The program is not providing counseling, medication or other medical treatment. Nor is it a residential program. Participants will live in their own homes, Stone said, and must be involved in treatment with mental health professionals.

However farm-oriented, Stone also said it is not going to be a vocational program.

“We’re not going to make farmers out of everybody,” she said.

The program is going to start with the task of growing organic vegetables this spring, said board member Marvin Pritts, Ph.D., a professor and chairman of the horticulture department at Cornell. Stone said she expects the program will be raising chickens during its first May through October season, too.

Pritts, who’s also a board member at Cayuga Nature Center and acting as a liaison between the organizations, said he looks forward to the potential for woodlot management and community programs with agro-forestry topics like raising mushrooms and herbs in the woods. He said the nature center already uses many student volunteers, so there’s a likelihood of student volunteers for Compos Mentis.

“Horticultural therapy can be very good for people,” said Stone, who noted there’s a respected residential program which involves patients in farming called Gould Farm in Massachusetts. “Some people are coming out of a locked ward. The last thing they want is to be indoors. They want to be under a big sky and see time move under the sun. Here’s a rhythm of nature that should work.”

“What we’re doing is refreshing an old idea,” said psychiatrist Howard Feinstein, who has worked in Ithaca for 45 years. He’s vice-chair of the new board of directors. Farm work has historically been among the activities for patients at many state hospitals, he said.

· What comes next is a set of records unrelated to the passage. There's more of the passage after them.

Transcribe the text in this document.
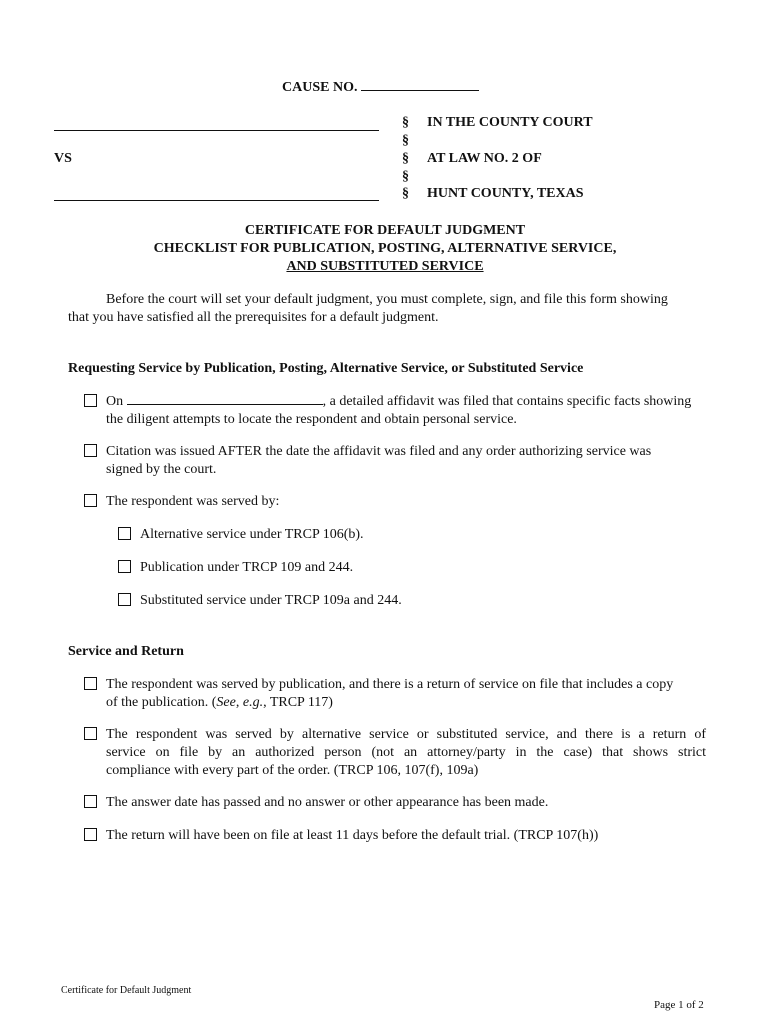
CAUSE NO.
VS
§
§
§
§
§
IN THE COUNTY COURT
AT LAW NO. 2 OF
HUNT COUNTY, TEXAS
CERTIFICATE FOR DEFAULT JUDGMENT
CHECKLIST FOR PUBLICATION, POSTING, ALTERNATIVE SERVICE,
AND SUBSTITUTED SERVICE
Before the court will set your default judgment, you must complete, sign, and file this form showing
that you have satisfied all the prerequisites for a default judgment.
Requesting Service by Publication, Posting, Alternative Service, or Substituted Service
On	, a detailed affidavit was filed that contains specific facts showing
the diligent attempts to locate the respondent and obtain personal service.
Citation was issued AFTER the date the affidavit was filed and any order authorizing service was
signed by the court.
The respondent was served by:
Alternative service under TRCP 106(b).
Publication under TRCP 109 and 244.
Substituted service under TRCP 109a and 244.
Service and Return
The respondent was served by publication, and there is a return of service on file that includes a copy
of the publication. (See, e.g., TRCP 117)
The respondent was served by alternative service or substituted service, and there is a return of
service on file by an authorized person (not an attorney/party in the case) that shows strict
compliance with every part of the order. (TRCP 106, 107(f), 109a)
The answer date has passed and no answer or other appearance has been made.
The return will have been on file at least 11 days before the default trial. (TRCP 107(h))
Certificate for Default Judgment
Page 1 of 2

Feinstein said Compos Mentis will be “a day program staffed by educated volunteers to help people engage in the rhythm of the agricultural cycle and the physical labor of gardening and farming while they and their families collect themselves.”

He said research shows that physical activity is an effective part of coping with mental illnesses.

It’s envisioned that family members and volunteers with their unique interests will contribute to Compos Mentis as mentors, he and Stone said.

Stone said, “We’re going to seek out as many volunteers from the community as we can find, schoolteachers out for the summer and people with hobbies who could teach and help.”

A mailing list of 700 has been compiled in order to reach into the community.

“We talked to people at heads of all the public agencies,” said Stone.